Martedì 09 aprile 2013

Tu sei maestro in Israele e non sai queste cose?

Nicodemo cerca la verità. Perciò la prima esigenza è di rompere la sua mentalità, il suo modo di vedere e di pensare; occorre che Nicodemo cambi atmosfera. La verità che Gesù presenta e che traspare dai suoi segni, non è percepibile ai sensi; li trascende. Essa è il Regno di Dio in atto, è la vita eterna; per accedervi occorre una nuova nascita. La sfera del divino è localizzata in alto: per nascere alla vita divina occorre sbocciare da un seme dall'alto. Ogni nascita dall'alto è una nuova nascita, una rinascita. Quanto afferma Gesù è una realtà che egli conosce perché l'ha vista presso il Padre, realtà che sorpassa l'intelligenza umana e che quindi dagli uomini può essere accettata solo per fede. Viene poi accostata la crocifissione di Gesù all'elevazione del serpente. Come questa elevazione, anche la passione di Gesù entra nel piano divino: è necessario che ciò avvenga. Sia il serpente sia il Cristo rappresentano un misterioso paradosso: il serpente, che la tradizione giudaica univa tanto strettamente all'origine della morte, è innalzato morto e diviene vivificatore e simbolo della vita eterna. Ugualmente Gesù, colpito dalla morte più brutale, effonde torrenti di vita. La vita ha una sola fonte: Dio. Al serpente come al Cristo, gli uomini però devono volgere i loro sguardi: la vita non viene data agli uomini senza una loro rispondenza e attività. Tanto il serpente quanto Gesù hanno una stretta solidarietà con la malattia che guariscono. La fede nel Figlio dell'uomo in croce è l'ultima spiegazione che Gesù dà a Nicodemo circa il mistero della generazione spirituale: la vita dall'acqua e dallo Spirito Santo si effonde sugli uomini in virtù del Cristo crocifisso.

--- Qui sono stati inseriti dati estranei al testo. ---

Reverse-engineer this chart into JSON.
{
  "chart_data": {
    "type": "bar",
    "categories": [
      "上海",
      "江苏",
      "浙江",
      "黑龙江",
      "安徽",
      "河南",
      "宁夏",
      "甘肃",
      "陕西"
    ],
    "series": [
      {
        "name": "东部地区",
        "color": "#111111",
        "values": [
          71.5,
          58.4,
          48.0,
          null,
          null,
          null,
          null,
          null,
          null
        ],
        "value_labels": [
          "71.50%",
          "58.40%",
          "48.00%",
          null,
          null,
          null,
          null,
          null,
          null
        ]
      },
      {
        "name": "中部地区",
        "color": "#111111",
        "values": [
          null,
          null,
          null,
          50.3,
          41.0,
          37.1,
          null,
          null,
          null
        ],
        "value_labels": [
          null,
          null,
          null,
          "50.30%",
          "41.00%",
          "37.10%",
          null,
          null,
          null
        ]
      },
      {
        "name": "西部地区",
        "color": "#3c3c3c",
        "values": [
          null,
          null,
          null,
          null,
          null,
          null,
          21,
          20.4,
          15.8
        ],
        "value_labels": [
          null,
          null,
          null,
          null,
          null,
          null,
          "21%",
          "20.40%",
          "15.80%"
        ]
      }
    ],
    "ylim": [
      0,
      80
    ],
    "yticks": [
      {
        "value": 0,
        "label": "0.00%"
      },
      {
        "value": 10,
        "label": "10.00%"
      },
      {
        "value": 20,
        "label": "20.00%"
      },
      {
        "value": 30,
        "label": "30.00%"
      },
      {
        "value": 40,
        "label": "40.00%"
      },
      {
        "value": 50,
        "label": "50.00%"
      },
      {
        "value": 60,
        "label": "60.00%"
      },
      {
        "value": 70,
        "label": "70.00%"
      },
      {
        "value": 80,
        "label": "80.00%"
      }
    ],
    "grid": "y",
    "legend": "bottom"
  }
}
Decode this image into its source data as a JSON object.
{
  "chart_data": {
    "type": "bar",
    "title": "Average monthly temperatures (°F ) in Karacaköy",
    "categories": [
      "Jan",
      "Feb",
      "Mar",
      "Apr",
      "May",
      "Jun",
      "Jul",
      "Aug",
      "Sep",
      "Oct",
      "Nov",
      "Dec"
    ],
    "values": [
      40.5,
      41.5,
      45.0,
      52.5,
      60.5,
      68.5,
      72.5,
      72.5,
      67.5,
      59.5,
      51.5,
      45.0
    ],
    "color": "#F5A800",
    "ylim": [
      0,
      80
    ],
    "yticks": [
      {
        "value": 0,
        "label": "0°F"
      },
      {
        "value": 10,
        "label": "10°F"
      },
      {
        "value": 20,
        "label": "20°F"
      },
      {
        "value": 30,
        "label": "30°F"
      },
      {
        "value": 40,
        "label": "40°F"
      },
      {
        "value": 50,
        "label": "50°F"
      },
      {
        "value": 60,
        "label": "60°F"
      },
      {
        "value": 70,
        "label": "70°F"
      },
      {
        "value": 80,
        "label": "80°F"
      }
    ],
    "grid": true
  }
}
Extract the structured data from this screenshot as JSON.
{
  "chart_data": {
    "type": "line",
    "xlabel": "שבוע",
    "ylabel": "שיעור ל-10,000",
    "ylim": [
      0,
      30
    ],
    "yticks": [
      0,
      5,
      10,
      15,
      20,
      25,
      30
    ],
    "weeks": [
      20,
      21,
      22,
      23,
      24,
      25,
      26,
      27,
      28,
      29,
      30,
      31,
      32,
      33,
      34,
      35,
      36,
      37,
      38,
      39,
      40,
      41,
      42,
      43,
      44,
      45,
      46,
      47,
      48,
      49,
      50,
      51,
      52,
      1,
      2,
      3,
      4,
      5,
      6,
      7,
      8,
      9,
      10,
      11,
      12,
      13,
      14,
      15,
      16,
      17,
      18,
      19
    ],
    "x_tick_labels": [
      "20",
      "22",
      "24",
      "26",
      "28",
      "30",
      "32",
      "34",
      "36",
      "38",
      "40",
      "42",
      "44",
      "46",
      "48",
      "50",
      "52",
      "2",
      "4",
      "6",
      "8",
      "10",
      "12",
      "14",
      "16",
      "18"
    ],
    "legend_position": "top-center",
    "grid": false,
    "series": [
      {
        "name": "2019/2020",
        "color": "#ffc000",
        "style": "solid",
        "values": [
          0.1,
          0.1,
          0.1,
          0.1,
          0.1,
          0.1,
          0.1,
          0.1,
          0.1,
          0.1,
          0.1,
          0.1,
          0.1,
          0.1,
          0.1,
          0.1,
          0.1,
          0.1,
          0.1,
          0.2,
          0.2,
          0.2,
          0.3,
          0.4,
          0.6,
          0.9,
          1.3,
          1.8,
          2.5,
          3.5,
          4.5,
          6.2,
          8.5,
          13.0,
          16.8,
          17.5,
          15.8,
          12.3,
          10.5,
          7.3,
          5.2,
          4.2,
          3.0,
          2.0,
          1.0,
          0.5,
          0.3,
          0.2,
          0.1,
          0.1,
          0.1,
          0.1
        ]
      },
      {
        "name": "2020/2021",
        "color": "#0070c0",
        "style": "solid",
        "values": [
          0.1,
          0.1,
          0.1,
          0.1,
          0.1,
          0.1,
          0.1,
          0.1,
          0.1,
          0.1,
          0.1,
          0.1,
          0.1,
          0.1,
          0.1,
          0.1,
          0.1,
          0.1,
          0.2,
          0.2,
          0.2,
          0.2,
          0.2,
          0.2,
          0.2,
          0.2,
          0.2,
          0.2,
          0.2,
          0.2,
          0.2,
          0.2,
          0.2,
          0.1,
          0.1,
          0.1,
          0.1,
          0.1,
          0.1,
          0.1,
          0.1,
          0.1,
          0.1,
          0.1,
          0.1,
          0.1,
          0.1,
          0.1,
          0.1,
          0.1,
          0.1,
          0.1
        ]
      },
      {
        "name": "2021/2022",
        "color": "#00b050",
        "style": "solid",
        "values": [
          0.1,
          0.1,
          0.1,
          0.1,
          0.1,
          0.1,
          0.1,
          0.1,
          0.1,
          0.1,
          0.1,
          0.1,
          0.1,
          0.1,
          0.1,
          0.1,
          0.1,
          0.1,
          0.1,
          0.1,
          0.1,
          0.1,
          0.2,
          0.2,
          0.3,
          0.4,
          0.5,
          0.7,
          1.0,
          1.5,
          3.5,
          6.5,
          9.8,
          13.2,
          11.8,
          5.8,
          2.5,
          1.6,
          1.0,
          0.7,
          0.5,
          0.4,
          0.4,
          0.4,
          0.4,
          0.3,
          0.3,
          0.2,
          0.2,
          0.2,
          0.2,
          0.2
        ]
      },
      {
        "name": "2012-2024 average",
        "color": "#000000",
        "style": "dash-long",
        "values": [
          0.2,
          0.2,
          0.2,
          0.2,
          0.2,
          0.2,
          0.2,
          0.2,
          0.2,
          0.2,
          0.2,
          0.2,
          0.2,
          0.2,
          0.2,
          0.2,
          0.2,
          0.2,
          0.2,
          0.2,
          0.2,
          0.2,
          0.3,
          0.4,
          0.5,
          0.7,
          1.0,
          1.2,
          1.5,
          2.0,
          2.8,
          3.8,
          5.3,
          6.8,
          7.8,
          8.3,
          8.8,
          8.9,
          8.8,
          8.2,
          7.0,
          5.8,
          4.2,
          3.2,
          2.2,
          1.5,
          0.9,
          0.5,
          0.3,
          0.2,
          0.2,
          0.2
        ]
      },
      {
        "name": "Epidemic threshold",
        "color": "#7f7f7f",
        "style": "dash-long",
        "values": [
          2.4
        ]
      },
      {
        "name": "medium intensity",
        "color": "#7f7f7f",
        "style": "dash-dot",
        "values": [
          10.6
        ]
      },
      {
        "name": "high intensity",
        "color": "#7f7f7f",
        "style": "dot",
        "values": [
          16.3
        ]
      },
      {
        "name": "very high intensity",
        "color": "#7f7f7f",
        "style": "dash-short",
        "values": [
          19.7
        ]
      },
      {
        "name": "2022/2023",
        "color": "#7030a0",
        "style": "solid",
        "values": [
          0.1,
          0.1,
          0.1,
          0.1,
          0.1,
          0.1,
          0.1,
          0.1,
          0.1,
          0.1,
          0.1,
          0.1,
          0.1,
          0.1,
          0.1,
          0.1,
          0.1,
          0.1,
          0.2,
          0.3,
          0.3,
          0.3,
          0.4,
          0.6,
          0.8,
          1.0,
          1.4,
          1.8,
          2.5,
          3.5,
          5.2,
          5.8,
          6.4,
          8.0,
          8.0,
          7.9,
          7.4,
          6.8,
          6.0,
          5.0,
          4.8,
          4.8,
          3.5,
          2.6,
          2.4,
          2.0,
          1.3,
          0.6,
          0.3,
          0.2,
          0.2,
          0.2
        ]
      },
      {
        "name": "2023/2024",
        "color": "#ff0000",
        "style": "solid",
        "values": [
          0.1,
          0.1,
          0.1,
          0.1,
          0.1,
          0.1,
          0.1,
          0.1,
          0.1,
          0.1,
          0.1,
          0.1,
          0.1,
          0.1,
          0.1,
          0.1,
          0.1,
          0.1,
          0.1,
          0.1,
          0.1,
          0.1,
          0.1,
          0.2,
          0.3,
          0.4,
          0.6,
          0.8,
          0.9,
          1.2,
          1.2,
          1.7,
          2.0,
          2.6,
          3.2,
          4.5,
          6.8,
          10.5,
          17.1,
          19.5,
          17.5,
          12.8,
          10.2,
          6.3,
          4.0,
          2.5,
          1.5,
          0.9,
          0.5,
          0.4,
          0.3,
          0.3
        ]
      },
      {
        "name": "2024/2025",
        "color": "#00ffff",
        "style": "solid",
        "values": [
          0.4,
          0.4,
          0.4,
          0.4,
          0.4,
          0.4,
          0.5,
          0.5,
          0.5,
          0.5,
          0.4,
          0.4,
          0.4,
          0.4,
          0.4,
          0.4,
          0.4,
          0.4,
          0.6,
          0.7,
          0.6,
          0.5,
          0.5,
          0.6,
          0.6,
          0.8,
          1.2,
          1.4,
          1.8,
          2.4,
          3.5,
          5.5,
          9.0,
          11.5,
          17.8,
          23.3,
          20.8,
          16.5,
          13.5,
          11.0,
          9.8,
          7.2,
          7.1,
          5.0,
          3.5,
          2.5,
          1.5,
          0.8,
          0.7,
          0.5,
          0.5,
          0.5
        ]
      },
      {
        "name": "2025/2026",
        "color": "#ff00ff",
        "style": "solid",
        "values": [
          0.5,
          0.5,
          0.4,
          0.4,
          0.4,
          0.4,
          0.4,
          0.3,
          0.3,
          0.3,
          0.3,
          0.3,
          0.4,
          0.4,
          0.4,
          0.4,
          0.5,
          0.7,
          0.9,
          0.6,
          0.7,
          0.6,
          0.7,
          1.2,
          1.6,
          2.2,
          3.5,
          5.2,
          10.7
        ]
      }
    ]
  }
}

Apoftegmi - Detti dei Padri

Un anziano diceva: «Non far mai nulla senza pregare e non avrai rimpianti».


Dalla Regola del nostro Santo Padre Benedetto

I FRATELLI INFERMI

Per gli infermi ci sia un locale a parte destinato a tale scopo e un fratello infermiere pieno di timor di Dio, diligente e premuroso. L'uso dei bagni agli infermi si conceda ogni volta che è necessario; ai sani invece, specialmente ai più giovani, si permetta più di rado. Ai fratelli molto malati e ai più deboli si conceda anche di mangiare carne per rimettersi in forze; ma appena si siano ristabiliti, tutti si astengano dalle carni, come di consueto. Quindi l'abate abbia sommamente a cuore che gli infermi non siano trascurati dal cellerario o dagli assistenti; è responsabile lui di ogni mancanza dei discepoli.